Mi guardai allo specchio, avevo la barba in colta e le occhiai di uno che non aveva chiuso occhio.

«Gonçalo sei sicuro?»

«Si e sono anche pronto.»

«Ok.»

Il tono di voce di Kay sembrava quello di un condannato a morte.

Mi voltai verso di lei.

«Non sei obbligata a venire con me, ma Kaylee io sono questo. Io sono un uomo cattivo, vendicativo, non mi lascio pestare i piedi da nessuno. Se vuoi stare con me devi accettare anche questo. Non mi trasformerò nell’uomo meraviglioso che trovi nei romanzi, non ho bisogno di essere salvato da me stesso. Io ti voglio al mio fianco, ma non posso obbligarti a rimanerci.»

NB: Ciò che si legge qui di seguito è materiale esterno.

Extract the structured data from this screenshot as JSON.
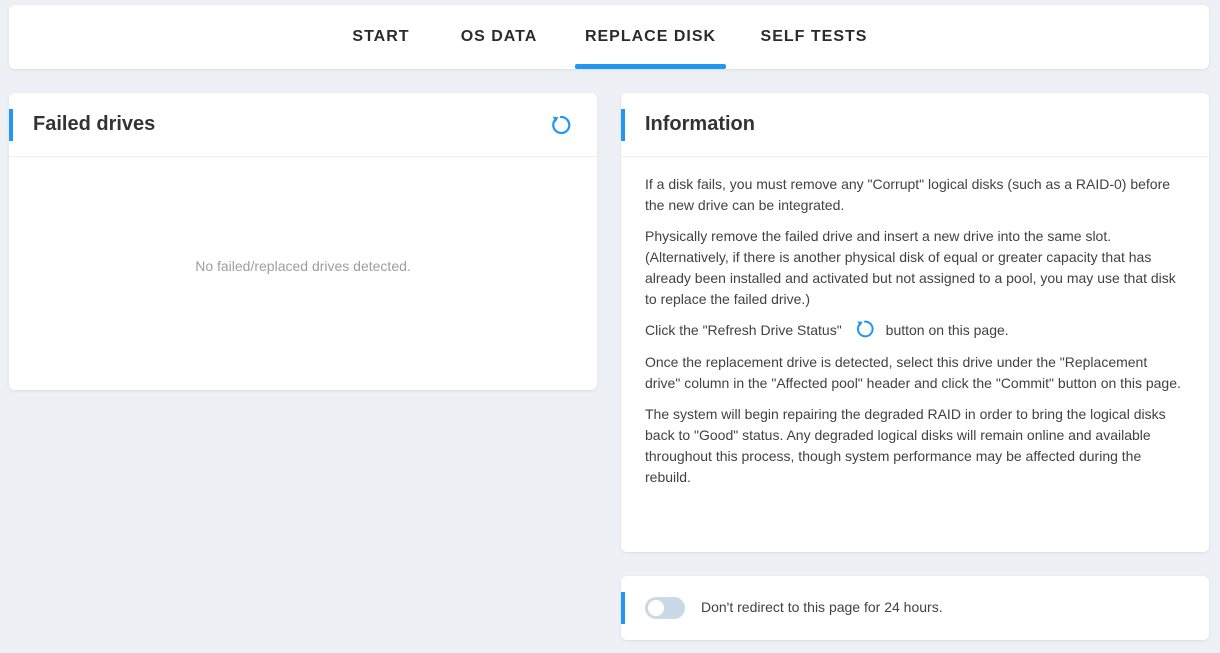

Il cellulare mi vibrò nella tasca, era un messaggio di Iris. “Sono tutti qui compreso Ryan.”

«Kay devo andare.»

«Vengo con te.»

Intreccia la mano con la sua, prima di uscire da casa.

Quando arrivammo davanti casa di Ryan erano tutti lì fuori.

Lui, sua sorella, persino Jona, ed infine Veronika ammanettata.

Vedevo Il paralitico disperarsi, non ne capiva il motivo.

Mi feci spazio fra la folla, fino ad arrivare alle sue spalle.

«Davvero non sai cosa succede?»

Ruotò su se stesso appena sentì la mia voce.

«Che cazzo ci fai qui?»

«Sono venuto a godermi la scena.»

«Sei un bastardo, l’hai fatta arrestare!»

«No, piccolo ingenuo Ryan, io non sono come te. Io non mando la gente in prigione. Io ho fatto rinchiudere la tua bella, in un centro di igiene mentale.»

Il suo sguardo spaventato, fu gioia per i miei occhi.

«Non sapevi che fosse malata? Al mio avvocato è bastato indagare nel suo passato per trovare le prove.»

«Sei un figlio di puttana.»

Mi sputò addosso la sua rabbia, prima che Jona venisse a chiamarlo, Veronika voleva salutarlo.

Patetici.

«Non finisce qui Llanos!»

«Certo che non finisce qui Fratellino.»

Il suo sguardo mi fece ridere di gusto.

«Ah non sapevi neanche questo? Il tuo caro papà aveva il tuo stesso vizio, gli piaceva andare a puttane.»

Solo l’urlo che lanciò Veronika lo distrasse da me, lo chiamava disperata, mentre tentavano di farla salire in auto.

Il piccolo Ryan, corse, per quanto possibile, verso la sua amata.

Mi stavo godendo la scena, quando Kay venne vicino a  me, era molto agitata.

«Mi ha chiamato Matt, lui ed Arleen sono nei guai, dobbiamo andare.»